Sob o lema “Nosso Futuro, Nossa Libertação”, o Bloco de Esquerda promove este fim de semana na Damaia, concelho da Amadora, um encontro antirracista com debates e conversas sobre o racismo estrutural e a violência de Estado, a participação política, a memória e o colonialismo, o pacto das migrações e a interseccionalidade das lutas (ver fotogaleria). Na abertura houve momentos de poesia e spoken word com Andreia Galvão e Santiago Mbamba Lima e discursos políticos com José Gusmão e Mariana Mortágua.

A coordenadora do Bloco começou por agradecer o trabalho dos militantes antirracistas na iniciativa e preparação deste encontro, lembrando que o antirracismo é um dos elementos fundadores do Bloco de Esquerda em 1999, com a participação de dirigentes antirracistas que formaram uma geração de militantes e trouxeram novos temas para o debate público.

No entanto, acrescentou, os anos decorridos mostraram que houve “uma transformação lenta e insuficiente” do debate interno sobre o antirracismo, em comparação com o dos temas ligados aos movimentos feminista e LGBT. Essa é a razão para Mariana Mortágua ter assumido este sábado a necessidade de fazer um “balanço crítico” deste trajeto e assumir que “existem no Bloco as mesmas estruturas excludentes que existem na sociedade e é preciso encarar isso de frente”.

Uma das insuficiências apontadas é que “falta no Bloco uma estrutura permanente de debate e ação antirracista” que consiga transvsersalizar o antirracismo em toda a ação do Bloco, prosseguiu Mariana Mortágua, defendendo um espaço “que permita contrariar o peso desproporcionadamente minoritário de migrantes e pessoas racializadas nos órgãos dirigentes do Bloco”.

A coordenadora do partido diz esperar que o encontro deste fim de semana sirva para criar esse “espaço permanente de trabalho e reflexão para encontrarmos novas formas de ação política que vão para além das meramente programáticas, com uma ligação muito mais próxima com o movimento antirracista e que nos permita ter mais debate, mais protagonistas e mais militantes ativos no movimento”. E dessa forma abrir “uma nova etapa da relação do Bloco com o antirracismo”, a prosseguir já em setembro com a realização de uma conferência em “para poder falar sobre estes temas da forma mais aberta possível”.
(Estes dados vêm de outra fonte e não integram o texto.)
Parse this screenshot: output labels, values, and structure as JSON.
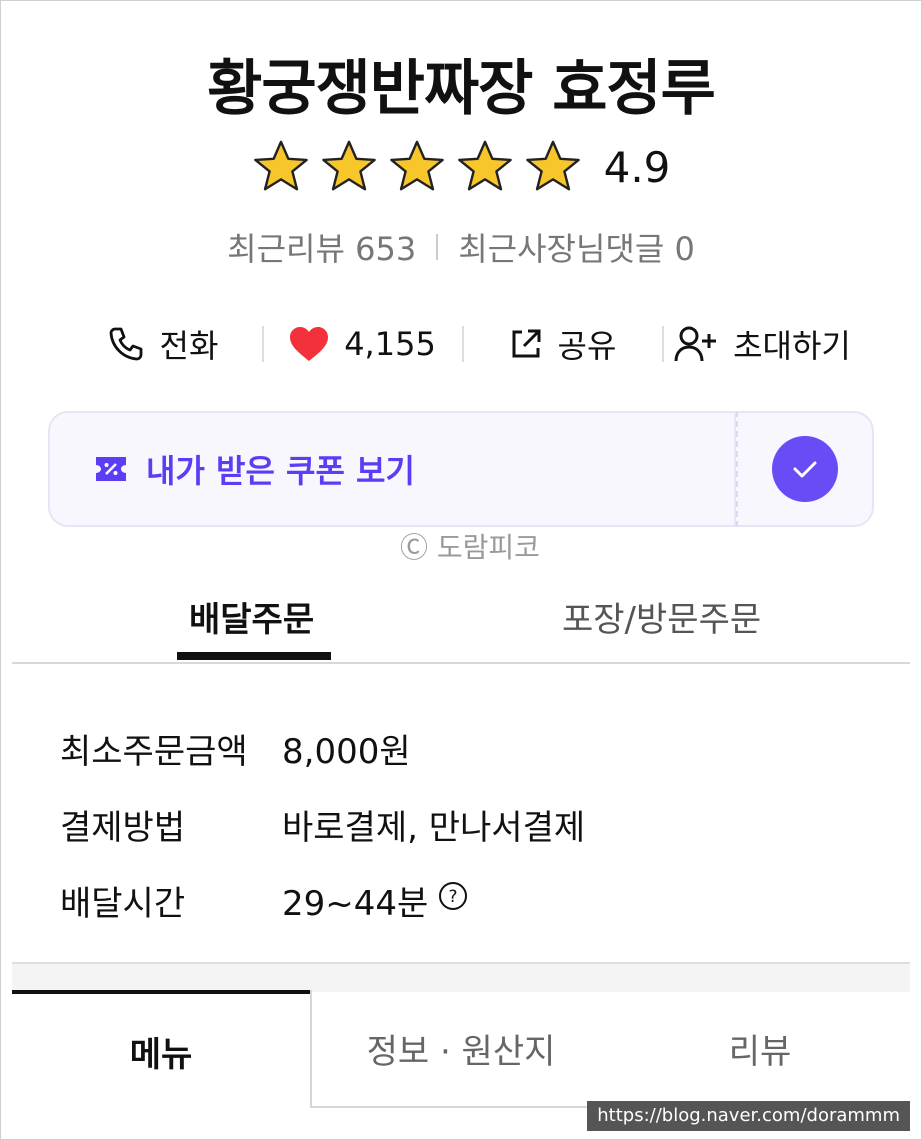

Encontro antiiracista do Bloco
Encontro antiiracista do Bloco. Foto Esquerda.net

“Papel de Portugal no tráfico de pessoas escravizadas não é uma vírgula na nossa história”

No plano político geral do debate sobre o racismo na sociedade, Mariana Mortágua defendeu que o primeiro passo deve ser o reconhecimento de que “o papel que Portugal teve no tráfico de pessoas escravizadas não é uma vírgula na nossa história” e reconhecer o contributo português na construção daquilo que hoje é a ideia de raça. O racismo enquanto estrutura de poder e desigualdade “é uma invenção para desumanizar e justificar a escravatura e o tráfico de pessoas escravizadas. E Portugal teve um papel fundador nesse processo. Essa é a nossa história e a nossa responsabilidade histórica no racismo atual”, apontou.

Por outro lado, “o nosso passado mais recente, que ainda é o nosso presente, é a negação nacional deste papel”, com a criação pela ditadura da “ideia absurda do lusotropicalismo, de um colonialismo português benévolo quando todos os factos históricos desmentem essa ideia”, que não foi ultrapassada com o 25 de Abril. “Por alguma razão entendeu-se que o fim da guerra colonial e a revolução democrática tinha acabado automaticamente com o racismo e com as questões que Portugal tinha de resolver com o seu assado. Isso só contribuiu para alimentar o negacionismo e um dos grandes falhanços - agora que celebramos os 50 anos da Revolução - é precisamente reconhecer esse passado de racismo, colonialismo e escravatura e o papel que os movimentos de libertação tiveram para que acontecesse o 25 de Abril”, prosseguiu.

Além de “contrariar este manto de negação coletiva”, reconhecendo esta história e pedindo desculpa às vítimas, pois “o Estado português enquanto representante desta comunidade histórica tem essa responsabilidade”, Mariana Mortágua defendeu que é preciso pensar “a nossa cultura e educação, não admitindo narrativas únicas”. E isso passa por contextualizar o que existe no espaço público - das estátuas aos museus - e “criar novos exercícios de tradução da história com leituras mais complexas e realistas” em vez da leitura parcial presente nos manuais escolares, pois “não pode ser só a narrativa do colonizador mas também dos colonizados que foram apagados da história” que deve ser ouvida. Além disso, reconhecer o passado significa “políticas de cooperação e desenvolvimento com os países e comunidades que ainda hoje sofrem as consequências desse passado”.

Mariana Mortágua destacou o muito que há por fazer nas políticas públicas de combate ao racismo e discriminação em Portugal, em matérias como o acesso à habitação e “a uma justiça que possa ser verdadeiramente igual”, referindo este setor onde mais trabalho há pela frente e que todos os anos envergonha o país no que diz respeito aos casos de violência policial contra pessoas racializadas.